Who even is ruinivist? I remember I spent quite a bit of time thinking of this name — the ruined archivist; and while it took me some time to really inculcate the ideas I jotted down that day, over time and slowly, I did start writing, something atleast, even these journal entries count after all, for over 6 months now. I thought there would be great insight in the act but it did not turn out to be that simple — still the texts exist; there were the days where I stayed up for just 15 minutes longer on a 4 am night to make sure I write about it, there were days too where I did not forget to lament in writing when I filled in pages restrospectively the next day.
Those pages were me. Some part of it me atleast.
What else is me though? The only reason I’m writing this today, is perhaps out of an existential crisis. There was an “event” that broke the monotony of the usual work I would’ve done today, perhaps that would’ve been reading continuing the book on towards matrix decompositions. The circumstances of the event are not of significance, and while it brought me quite a bit of discomfort, I know my future self would be grateful to such days of disquiet and realisations.
What do I have to my name? What is worth having to someone’s name? What would I wish to have to my name…
( I notice that my mind drifts so much when I start to think of the above questions, but I must have some answer, even a false one, to those questions today. I don’t want to die without giving these the time they deserve )
The last one seems the easiest to answer, and I feel an easy test to answer this is to ask
“What would I start with, right away, if I had a week to myself?”
( Even the premise of the question makes me wonder what even is the point if I don’t even have a week of time for my dreams; “to ask to live” )
Most often such questions get clouded by “preparations for the next bit of my career” — to learn “x” that “might” help me find a more fulfilling job, an end that would perhaps not be very much different from the present. The necessities of life can mask the truth, give you false trails and I must take care to not be lost.
I know, and truly know, that I would write — there’s so much that I’ve been wanting to write lately but never got the chance to; every day, it’s just thinking about the next day, the next thing, at work, for work ( not necessarily my current job but some job, or working towards that end ).
I lie to myself, to console me; these repeated phrases mean more than just their literal sense to me but I know and must accept that there have been many such phrases that I’ve used so far in life and many have lost their meaning now. I often imagine myself, imagine the day I quit this job, any job ( and I’ve been feeling this more and more strongly lately, now that I’ve saved up a bit of money ), some vagues visions of me saying “I don’t want to die without having made my game”; and that vision comforts, brings to me the consolation that my dreams are close by, that I am the dreamer still, and that someday, some fated day, I would have fulfilled these promises to ally my past selves.

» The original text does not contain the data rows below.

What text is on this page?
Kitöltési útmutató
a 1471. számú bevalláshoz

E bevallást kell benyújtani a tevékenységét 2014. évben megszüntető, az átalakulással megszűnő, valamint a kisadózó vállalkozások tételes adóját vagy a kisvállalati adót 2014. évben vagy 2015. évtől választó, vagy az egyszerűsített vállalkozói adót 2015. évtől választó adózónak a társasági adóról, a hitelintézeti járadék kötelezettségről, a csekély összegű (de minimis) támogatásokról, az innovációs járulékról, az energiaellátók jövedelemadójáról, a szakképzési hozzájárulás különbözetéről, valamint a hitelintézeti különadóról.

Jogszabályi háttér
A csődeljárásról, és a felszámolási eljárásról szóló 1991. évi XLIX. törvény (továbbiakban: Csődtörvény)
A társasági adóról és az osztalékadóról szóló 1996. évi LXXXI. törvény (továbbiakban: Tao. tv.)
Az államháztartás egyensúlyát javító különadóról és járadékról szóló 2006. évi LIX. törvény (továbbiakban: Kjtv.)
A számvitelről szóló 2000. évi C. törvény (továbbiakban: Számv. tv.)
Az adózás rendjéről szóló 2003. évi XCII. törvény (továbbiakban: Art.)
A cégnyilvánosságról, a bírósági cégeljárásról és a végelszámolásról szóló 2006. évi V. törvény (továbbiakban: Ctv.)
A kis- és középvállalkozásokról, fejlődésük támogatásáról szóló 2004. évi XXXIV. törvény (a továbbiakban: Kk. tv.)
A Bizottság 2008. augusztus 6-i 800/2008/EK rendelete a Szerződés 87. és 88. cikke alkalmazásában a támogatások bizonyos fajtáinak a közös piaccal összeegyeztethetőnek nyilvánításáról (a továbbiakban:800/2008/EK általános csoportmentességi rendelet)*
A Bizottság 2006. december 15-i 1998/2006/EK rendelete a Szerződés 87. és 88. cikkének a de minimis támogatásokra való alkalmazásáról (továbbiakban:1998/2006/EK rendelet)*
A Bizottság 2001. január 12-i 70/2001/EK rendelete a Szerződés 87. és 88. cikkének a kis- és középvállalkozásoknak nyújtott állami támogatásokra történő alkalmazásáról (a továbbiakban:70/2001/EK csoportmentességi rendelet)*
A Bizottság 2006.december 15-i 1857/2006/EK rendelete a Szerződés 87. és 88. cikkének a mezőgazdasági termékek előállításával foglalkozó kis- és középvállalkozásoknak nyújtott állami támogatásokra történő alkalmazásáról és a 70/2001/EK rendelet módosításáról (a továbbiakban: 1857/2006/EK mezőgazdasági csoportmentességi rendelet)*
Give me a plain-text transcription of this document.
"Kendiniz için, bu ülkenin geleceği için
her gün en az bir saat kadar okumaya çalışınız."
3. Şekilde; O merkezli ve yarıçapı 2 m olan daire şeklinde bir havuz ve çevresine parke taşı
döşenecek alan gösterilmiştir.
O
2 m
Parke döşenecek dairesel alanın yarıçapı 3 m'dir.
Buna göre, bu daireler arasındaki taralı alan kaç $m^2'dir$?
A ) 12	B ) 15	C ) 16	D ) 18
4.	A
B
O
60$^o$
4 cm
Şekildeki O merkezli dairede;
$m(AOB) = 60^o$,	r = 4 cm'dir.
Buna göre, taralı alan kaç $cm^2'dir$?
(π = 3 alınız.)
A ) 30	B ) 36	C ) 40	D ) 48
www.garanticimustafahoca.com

My past selves? All of “me”s who did not give up, when there was no direction, who put in just that one hour, tired and sleepy after work, and yet not willing to give up on an eventual dream. I lie to myself, that I would die for my dreams, and such quaint and contained dreams are they, I do not seek the world, for what I have asked for in life is not much — but maybe I have asked of myself is indeed too much of my meagre talents; the thought dreads me, for I have no one to blame but me, nothing to console but lament on this Tuesday.
I have been circling around the question. Sadly, there is no concrete answer I can justify at this moment, or perhaps ever. Being definite is impossible so I’ll try to outline a silhouette atleast ( now that I think about it, I use this trick so so often in other domains, even dubber it as “properties of the ideal solution” ).
Whatever it may be, it must be in my name, I do not care if no one else acknowledges it, not that it would be unwelcome, but I personally must be able to look back at it fondly and proudly. It’ll hold a special meaning to no one but me, for I know how I had toiled for it, the many sleepless nights, pacing around in my little room. And it must be beautiful too; for there are times when all my effort amounted to something vain, something that I was too lost in the moment to realise ( but I think this is inevitable though the sunk cost fallacy attached to it should be recognised as such ). It must have a degree of uniqueness to it, or maybe not, I think “beauty” is the super qualifier for it; I’m having trouble defining the much too abstract ideas I have here. One more before I get lost would be autonomy, though I guess being in “my name” pretty much comes with it.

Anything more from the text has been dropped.